Donnerstag, 20. November 2014

20. Kapitel

Ich war immer noch nicht darüber hinweggekommen, dass meine Oma eine Wörterheldin war, obwohl sie als solche von der gesamten Piratenmannschaft gefeiert wurde. Nach dem Sieg über die Historicylla waren überall Met- und Rumfässer aufgemacht worden, während der Smutje das Beste aus der Küche zusammenwarf.
Der Piratenkapitätän hatte jedoch Kurs auf den nächsten Hafen nehmen lassen, um dort vor Anker zu gehen und ein richtiges Fest auf die Beine zu stellen. Es war ein extra Kombüsenschiff organisiert worden, das mehr Auswahl an Essen mitbrachte, sowie Fässer vom besten Wein, die das Wirtshaus an Land zu bieten hatte. Blue war begeistert davon endlich etwas anderes als das Essen an Bord zu bekommen.

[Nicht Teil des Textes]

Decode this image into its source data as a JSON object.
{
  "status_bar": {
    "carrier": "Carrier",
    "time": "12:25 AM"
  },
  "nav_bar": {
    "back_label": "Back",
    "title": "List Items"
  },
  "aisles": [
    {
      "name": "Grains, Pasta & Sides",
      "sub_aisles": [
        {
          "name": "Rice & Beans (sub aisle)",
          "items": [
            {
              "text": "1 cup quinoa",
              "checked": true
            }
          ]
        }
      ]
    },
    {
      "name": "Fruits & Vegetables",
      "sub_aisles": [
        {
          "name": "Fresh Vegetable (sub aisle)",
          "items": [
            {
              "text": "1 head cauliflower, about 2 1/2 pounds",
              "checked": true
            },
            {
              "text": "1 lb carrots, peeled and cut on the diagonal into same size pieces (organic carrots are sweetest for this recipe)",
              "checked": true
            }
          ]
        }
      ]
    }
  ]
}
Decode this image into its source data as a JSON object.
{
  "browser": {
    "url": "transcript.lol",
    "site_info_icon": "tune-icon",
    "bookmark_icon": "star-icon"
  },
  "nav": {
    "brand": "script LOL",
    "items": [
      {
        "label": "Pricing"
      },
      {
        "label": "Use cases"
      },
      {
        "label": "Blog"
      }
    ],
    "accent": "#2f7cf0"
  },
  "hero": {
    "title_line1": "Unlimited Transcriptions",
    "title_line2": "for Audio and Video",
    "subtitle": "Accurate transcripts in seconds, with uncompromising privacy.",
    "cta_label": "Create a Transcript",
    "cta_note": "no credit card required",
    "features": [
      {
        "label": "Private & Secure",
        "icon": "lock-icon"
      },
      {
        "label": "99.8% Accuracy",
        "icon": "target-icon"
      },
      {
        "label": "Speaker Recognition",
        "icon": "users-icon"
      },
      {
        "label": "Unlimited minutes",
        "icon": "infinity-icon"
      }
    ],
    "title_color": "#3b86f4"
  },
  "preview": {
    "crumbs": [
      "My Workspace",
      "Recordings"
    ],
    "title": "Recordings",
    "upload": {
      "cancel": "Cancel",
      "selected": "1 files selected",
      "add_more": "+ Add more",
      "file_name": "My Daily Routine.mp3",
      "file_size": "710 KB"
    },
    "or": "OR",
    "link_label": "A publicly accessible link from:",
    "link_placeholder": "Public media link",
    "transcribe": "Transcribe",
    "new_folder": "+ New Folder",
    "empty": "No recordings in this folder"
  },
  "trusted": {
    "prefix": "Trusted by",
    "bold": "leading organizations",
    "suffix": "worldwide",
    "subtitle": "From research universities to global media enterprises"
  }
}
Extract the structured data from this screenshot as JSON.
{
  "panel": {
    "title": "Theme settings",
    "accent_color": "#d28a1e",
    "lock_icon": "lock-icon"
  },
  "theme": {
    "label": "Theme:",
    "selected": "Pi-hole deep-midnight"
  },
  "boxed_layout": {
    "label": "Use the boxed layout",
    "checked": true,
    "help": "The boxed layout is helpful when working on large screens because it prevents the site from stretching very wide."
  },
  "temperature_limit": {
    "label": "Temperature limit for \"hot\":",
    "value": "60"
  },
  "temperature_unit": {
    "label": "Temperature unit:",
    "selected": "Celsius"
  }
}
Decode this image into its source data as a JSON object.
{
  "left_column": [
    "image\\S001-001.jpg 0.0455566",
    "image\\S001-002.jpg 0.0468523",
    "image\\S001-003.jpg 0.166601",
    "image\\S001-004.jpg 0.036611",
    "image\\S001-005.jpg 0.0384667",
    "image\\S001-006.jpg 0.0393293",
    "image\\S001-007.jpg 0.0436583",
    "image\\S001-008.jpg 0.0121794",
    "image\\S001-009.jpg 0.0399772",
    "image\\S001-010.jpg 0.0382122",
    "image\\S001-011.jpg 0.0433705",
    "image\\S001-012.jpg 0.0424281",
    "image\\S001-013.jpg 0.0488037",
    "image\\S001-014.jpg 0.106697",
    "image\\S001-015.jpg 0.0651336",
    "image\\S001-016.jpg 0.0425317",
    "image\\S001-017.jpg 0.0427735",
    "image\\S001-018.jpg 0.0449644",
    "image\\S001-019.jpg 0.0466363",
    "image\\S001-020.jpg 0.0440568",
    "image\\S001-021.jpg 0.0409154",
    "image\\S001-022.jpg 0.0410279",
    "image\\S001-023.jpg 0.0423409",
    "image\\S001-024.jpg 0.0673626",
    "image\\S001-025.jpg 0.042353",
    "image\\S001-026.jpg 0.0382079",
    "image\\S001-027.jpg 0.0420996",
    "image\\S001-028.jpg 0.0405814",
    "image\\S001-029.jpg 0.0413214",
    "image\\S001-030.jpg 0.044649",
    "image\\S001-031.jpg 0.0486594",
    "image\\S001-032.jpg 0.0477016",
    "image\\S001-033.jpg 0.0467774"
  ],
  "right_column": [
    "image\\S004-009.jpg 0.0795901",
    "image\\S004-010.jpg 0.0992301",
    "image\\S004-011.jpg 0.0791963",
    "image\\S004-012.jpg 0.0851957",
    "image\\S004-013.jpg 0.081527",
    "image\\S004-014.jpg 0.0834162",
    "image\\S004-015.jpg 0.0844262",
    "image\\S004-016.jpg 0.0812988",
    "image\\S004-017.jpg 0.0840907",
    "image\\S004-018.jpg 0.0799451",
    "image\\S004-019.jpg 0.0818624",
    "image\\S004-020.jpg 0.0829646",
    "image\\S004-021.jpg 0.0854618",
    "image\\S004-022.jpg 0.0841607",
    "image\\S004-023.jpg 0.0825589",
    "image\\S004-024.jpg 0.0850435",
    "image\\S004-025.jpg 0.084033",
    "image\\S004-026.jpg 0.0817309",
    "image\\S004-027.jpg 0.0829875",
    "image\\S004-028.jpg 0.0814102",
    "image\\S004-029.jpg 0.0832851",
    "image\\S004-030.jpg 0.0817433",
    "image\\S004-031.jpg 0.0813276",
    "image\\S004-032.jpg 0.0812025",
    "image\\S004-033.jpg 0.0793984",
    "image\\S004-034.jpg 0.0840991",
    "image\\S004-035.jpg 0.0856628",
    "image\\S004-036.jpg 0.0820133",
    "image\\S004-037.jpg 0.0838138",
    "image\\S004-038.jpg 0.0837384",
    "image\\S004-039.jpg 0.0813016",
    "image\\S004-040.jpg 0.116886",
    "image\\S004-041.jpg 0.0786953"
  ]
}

Bevor das Fest jedoch begann, hob der Kapitätän sein Glas. „Am heutigen Tag verstarben viele gute Piraten sowie unsere Gruppe Seeläute. Nie wieder werden ihre Weisen unsere Nacht durchdringen. Wir danken ihnen für jede Minute, die wir mit ihnen verbringen dürften und opfern nun eine Minute unserer Zeit um ihrer zu gedenken.“
Man konnte eine Nadel fallen hören so leise war es. Nur das Rauschen der See erkland, während sich die Wellen am Rumpf des Schiffes brachen. Ich konnte den Anblick der von Quallen platzenden Männer immer noch nicht vergessen. Wer allerdings wieder aufgetaucht war, war Fabio der Erlfisch. Der Smutje hatte mich nur mit einem wissenden Blick bedacht als der völlig durchnässte aber vollkommen lebendige Mann kurz nach dem Sieg über das Monster zurück an Bord gekrabbelt war uns als erstes seinen treuen Dackel in den Arm genommen hatte.
Neben meiner Oma war er einer der Helden, die heute geehrt wurden. Damon stand ebenfalls auf der Liste, da er das Trebuchet zum Laufen gebracht und die Idee mit den Wörtern gehabt hatte.
Meine Oma nahm das Ganze relativ gleichmütig hin. Sie hatte ihr übliches Lächeln aufgesetzt, genau wie ihren lila Samthut. Ihr Regenschirm sah mittlerweile recht abgenutzt aus, doch auch er war noch immer an ihrer Seite.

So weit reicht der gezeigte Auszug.